What do you think of him? Do you think him so very plain?
He is very plain, undoubtedly—remarkably plain
but that is nothing, compared with his entire want of gentility.
I had no right to expect much, and I did not expect much
but I had no idea that he could be so very clownish, so totally without air.
I had imagined him, I confess, a degree or two nearer gentility.
To be sure, he is not so genteel as real gentlemen.
I think, Harriet, since your acquaintance with us,
you have been repeatedly in the company of some, such very real gentlemen.
Certainly, he is not like Mr. Knightley. But Mr. Knightley is so very fine a man!
Mr. Knightley's air is so remarkably good, that it is not fair
to compare Mr. Martin with him. You must see the difference.
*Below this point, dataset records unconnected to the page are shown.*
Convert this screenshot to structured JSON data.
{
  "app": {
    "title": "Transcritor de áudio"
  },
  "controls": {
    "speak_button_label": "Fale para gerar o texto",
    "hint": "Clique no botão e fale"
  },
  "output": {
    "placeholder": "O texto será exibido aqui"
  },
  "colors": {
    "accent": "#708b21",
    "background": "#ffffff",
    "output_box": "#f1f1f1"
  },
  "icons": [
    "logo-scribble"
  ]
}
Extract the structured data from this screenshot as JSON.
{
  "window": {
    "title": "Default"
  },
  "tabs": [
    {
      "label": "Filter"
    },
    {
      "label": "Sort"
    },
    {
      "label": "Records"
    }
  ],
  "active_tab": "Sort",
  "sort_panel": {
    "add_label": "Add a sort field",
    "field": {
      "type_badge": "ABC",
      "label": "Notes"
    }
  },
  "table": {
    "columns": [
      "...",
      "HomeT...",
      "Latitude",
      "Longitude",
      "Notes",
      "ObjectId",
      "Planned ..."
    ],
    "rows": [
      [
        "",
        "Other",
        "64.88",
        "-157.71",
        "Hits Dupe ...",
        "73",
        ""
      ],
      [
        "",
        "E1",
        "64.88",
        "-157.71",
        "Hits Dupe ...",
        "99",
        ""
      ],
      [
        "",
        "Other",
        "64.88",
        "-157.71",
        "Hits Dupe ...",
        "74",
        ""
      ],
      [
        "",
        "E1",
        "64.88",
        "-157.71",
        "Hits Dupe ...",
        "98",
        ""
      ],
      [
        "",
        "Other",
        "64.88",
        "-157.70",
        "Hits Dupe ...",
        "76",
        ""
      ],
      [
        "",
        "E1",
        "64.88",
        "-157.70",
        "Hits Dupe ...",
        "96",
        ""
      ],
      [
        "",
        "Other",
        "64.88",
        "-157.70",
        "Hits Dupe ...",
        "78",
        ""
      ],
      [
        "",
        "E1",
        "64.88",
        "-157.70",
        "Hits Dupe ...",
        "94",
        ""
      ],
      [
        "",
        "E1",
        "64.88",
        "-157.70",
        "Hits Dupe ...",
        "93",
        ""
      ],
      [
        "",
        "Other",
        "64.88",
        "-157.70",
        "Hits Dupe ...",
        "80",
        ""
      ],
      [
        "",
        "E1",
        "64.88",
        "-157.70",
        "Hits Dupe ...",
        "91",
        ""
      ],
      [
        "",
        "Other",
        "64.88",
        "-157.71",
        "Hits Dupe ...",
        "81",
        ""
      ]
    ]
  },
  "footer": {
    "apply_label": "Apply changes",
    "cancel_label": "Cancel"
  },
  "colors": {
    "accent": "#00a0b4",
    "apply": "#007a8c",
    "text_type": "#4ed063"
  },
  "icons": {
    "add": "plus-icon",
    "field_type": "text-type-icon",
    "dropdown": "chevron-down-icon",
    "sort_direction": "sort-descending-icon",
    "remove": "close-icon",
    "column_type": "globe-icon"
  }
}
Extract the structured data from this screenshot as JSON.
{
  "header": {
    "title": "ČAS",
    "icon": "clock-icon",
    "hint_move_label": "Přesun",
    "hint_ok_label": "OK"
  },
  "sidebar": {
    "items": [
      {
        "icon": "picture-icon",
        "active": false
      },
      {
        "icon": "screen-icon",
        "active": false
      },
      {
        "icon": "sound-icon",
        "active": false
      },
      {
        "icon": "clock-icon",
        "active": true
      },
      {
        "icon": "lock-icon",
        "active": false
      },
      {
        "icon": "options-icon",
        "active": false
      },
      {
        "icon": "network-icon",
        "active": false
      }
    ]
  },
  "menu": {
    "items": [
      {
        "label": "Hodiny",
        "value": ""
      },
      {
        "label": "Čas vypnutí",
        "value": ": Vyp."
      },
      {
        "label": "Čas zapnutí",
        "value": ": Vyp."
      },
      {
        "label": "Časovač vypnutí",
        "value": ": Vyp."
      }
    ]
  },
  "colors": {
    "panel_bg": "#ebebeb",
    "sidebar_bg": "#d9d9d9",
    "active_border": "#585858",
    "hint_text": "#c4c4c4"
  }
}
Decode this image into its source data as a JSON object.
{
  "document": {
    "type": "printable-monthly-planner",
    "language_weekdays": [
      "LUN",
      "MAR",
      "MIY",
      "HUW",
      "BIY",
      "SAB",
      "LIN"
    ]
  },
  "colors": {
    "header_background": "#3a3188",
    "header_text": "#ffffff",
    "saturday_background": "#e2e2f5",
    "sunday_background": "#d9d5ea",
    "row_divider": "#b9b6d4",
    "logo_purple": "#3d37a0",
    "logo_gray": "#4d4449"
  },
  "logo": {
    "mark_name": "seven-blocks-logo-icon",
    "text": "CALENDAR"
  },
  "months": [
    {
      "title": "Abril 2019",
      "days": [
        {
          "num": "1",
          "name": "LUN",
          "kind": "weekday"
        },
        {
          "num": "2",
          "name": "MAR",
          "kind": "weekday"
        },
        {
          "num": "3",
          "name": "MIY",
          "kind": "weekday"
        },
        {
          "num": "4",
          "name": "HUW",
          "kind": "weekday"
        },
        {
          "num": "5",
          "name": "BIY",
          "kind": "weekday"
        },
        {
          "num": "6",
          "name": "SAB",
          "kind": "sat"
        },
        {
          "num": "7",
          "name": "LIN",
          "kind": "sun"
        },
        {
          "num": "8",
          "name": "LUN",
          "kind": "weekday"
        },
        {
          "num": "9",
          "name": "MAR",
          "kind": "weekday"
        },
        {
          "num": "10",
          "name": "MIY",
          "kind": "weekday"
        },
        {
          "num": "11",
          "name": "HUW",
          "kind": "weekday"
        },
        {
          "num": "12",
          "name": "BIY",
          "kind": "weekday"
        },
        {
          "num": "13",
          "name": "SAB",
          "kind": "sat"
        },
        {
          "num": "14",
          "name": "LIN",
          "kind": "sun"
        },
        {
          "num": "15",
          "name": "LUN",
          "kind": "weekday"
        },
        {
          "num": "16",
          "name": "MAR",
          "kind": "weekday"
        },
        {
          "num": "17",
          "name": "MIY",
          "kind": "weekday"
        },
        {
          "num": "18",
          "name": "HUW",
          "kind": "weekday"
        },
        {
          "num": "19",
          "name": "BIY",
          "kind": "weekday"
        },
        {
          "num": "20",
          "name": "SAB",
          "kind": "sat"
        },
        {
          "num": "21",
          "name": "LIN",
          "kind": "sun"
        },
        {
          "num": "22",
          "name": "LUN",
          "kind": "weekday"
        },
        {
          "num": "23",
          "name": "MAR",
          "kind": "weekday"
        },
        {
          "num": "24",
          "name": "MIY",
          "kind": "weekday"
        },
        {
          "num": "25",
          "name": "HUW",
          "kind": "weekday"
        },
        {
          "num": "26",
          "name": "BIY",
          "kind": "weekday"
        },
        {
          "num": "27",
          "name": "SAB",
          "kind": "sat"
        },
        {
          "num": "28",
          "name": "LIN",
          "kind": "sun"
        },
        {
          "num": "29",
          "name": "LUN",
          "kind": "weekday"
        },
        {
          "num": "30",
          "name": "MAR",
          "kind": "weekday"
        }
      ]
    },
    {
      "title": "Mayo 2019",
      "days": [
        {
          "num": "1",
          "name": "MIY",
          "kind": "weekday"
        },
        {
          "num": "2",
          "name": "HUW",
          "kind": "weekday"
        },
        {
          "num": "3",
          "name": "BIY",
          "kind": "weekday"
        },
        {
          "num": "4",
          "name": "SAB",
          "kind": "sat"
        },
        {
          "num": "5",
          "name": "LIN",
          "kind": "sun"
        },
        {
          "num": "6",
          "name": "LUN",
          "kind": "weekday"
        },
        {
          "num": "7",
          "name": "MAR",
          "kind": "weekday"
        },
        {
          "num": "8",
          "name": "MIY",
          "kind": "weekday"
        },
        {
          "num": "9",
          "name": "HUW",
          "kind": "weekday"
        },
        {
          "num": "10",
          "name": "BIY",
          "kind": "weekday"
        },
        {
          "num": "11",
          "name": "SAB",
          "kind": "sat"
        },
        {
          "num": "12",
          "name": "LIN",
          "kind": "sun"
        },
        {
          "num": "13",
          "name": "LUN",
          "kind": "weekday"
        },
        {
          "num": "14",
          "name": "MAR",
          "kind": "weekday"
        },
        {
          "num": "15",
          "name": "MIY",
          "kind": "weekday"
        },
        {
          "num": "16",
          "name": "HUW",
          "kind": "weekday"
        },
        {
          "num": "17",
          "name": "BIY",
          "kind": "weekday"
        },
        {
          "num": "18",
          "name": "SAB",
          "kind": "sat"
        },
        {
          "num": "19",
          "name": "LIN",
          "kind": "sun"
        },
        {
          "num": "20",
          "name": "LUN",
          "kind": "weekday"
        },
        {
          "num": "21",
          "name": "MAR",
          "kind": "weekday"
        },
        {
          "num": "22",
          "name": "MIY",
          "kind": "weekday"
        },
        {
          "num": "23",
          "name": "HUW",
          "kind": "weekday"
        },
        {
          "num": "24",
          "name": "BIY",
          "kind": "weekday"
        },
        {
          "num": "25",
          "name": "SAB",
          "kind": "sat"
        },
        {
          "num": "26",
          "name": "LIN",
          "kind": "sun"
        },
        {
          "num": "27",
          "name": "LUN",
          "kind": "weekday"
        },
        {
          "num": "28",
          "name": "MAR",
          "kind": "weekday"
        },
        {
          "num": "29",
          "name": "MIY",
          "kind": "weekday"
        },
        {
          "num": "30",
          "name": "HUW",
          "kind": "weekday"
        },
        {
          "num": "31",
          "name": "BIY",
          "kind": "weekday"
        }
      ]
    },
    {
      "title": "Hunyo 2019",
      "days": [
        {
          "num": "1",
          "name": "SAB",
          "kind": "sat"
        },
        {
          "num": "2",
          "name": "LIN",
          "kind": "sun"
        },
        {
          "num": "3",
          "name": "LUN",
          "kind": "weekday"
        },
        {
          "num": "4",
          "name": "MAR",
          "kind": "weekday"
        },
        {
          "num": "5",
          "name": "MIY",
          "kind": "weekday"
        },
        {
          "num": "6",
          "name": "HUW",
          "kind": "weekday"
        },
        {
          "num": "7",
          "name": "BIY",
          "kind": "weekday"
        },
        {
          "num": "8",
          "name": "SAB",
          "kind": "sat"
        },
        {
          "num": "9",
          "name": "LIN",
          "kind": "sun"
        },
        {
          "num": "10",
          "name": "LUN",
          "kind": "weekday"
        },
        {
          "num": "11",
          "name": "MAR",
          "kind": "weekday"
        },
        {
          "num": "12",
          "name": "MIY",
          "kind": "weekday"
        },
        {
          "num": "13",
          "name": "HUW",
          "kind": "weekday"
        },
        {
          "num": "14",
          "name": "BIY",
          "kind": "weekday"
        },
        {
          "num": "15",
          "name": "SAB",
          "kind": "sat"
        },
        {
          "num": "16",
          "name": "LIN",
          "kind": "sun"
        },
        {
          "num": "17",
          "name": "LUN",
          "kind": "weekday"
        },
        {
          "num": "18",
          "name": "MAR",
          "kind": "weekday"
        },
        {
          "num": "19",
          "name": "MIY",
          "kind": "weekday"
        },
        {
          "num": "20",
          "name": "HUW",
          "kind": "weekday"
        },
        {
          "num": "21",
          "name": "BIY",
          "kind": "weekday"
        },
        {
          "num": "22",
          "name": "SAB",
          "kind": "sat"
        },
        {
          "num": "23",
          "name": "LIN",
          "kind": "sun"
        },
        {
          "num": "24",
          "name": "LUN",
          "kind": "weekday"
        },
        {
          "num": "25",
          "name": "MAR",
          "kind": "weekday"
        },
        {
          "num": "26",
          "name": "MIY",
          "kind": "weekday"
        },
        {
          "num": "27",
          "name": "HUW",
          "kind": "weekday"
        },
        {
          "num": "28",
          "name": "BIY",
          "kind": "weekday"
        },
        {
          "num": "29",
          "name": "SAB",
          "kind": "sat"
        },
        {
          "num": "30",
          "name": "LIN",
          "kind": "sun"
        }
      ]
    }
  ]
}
Oh yes!--there is a great difference.
But Mr. Weston is almost an old man.
Mr. Weston must be between forty and fifty.
Which makes his good manners the more valuable.
The older a person grows, Harriet, the more important
it is that their manners should not be bad
There is no saying, indeed
He will be a completely gross, vulgar farmer,
totally inattentive to appearances, and thinking of nothing but profit and loss.
Will he, indeed? That will be very bad.
Mr. Elton's manners are superior to Mr. Knightley's or Mr. Weston's.
On the contrary, I think a young man might be very safely recommended to take Mr. Elton as a model....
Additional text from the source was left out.